I would like to reduce the number of PE reads by half (and keep both in two different files). Is there any quick way to achieve it?

Assembly NGS PE Reads • 978 views
0
Entering edit mode

is this a random sampling of 50% of the reads? Or a 'down-the-middle' split?

1
Entering edit mode

if all you want is the 'first 50% of the reads' in the file without random sampling, you can (1) count the number of reads in the fastq: cat your.fastq | echo \$((wc -l/4)) (2) divide the number of reads by 2 (3) multiply this number by 4 to get the number of lines you need, and then (4) head -n #lines to get the first 50% of the sequences you need. (6) use tail to get the bottom 50%

0
Entering edit mode

you can use seqtk sample function

0
Entering edit mode

If you know Python, you can use HTSeq for subsampling, but to get the other half would half to follow @genomax2's suggestion of find the reads by header that didn't end up in your subsamples files. Here's the example on seqanswers.

3
Entering edit mode
5.2 years ago
GenoMax 107k

reformat.sh from BBMap.

reformat.sh in1=read1.fq.gz in2=read2.fq.gz out1=new1.fq.gz out2=new2.fq.gz samplerate=0.5

0
Entering edit mode

Thanks for your reply.

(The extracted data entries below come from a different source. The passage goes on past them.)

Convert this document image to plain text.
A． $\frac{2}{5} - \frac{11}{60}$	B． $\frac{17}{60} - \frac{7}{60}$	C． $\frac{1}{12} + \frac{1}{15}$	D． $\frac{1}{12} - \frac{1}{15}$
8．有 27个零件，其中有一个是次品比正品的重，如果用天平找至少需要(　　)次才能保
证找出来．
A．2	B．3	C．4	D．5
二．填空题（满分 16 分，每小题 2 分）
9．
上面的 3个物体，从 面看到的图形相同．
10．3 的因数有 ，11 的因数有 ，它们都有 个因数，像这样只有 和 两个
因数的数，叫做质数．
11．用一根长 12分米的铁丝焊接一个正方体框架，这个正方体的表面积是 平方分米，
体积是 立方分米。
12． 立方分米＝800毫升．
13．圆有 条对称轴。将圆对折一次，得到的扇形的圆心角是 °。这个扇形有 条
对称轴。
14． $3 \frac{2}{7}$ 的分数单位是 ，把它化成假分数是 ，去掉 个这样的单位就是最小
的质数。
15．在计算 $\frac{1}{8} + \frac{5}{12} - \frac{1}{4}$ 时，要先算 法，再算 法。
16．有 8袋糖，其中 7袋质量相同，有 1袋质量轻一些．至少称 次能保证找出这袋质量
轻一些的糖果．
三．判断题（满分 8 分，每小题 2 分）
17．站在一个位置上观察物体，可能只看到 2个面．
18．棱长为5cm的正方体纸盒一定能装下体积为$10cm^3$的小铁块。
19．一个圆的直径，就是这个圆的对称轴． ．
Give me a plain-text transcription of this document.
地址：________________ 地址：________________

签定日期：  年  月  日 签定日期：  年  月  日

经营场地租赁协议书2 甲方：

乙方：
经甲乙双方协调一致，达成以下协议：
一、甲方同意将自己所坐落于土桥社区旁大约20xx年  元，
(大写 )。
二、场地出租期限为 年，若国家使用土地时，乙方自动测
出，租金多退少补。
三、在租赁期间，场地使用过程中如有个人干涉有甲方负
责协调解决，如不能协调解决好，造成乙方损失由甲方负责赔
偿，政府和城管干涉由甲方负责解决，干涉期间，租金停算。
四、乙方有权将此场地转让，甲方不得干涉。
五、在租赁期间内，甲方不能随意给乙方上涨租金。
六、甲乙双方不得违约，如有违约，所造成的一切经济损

I guess, it extract the reads "randomly". Now, how to extract the remaining 50% ?

1
Entering edit mode

I think you will need to grab the ID's of reads that got selected in first round and then use filterbyname.sh from BBMap to get the rest in separate files.

1
Entering edit mode
5.2 years ago
igor 12k

A few options: Selecting Random Pairs From Fastq?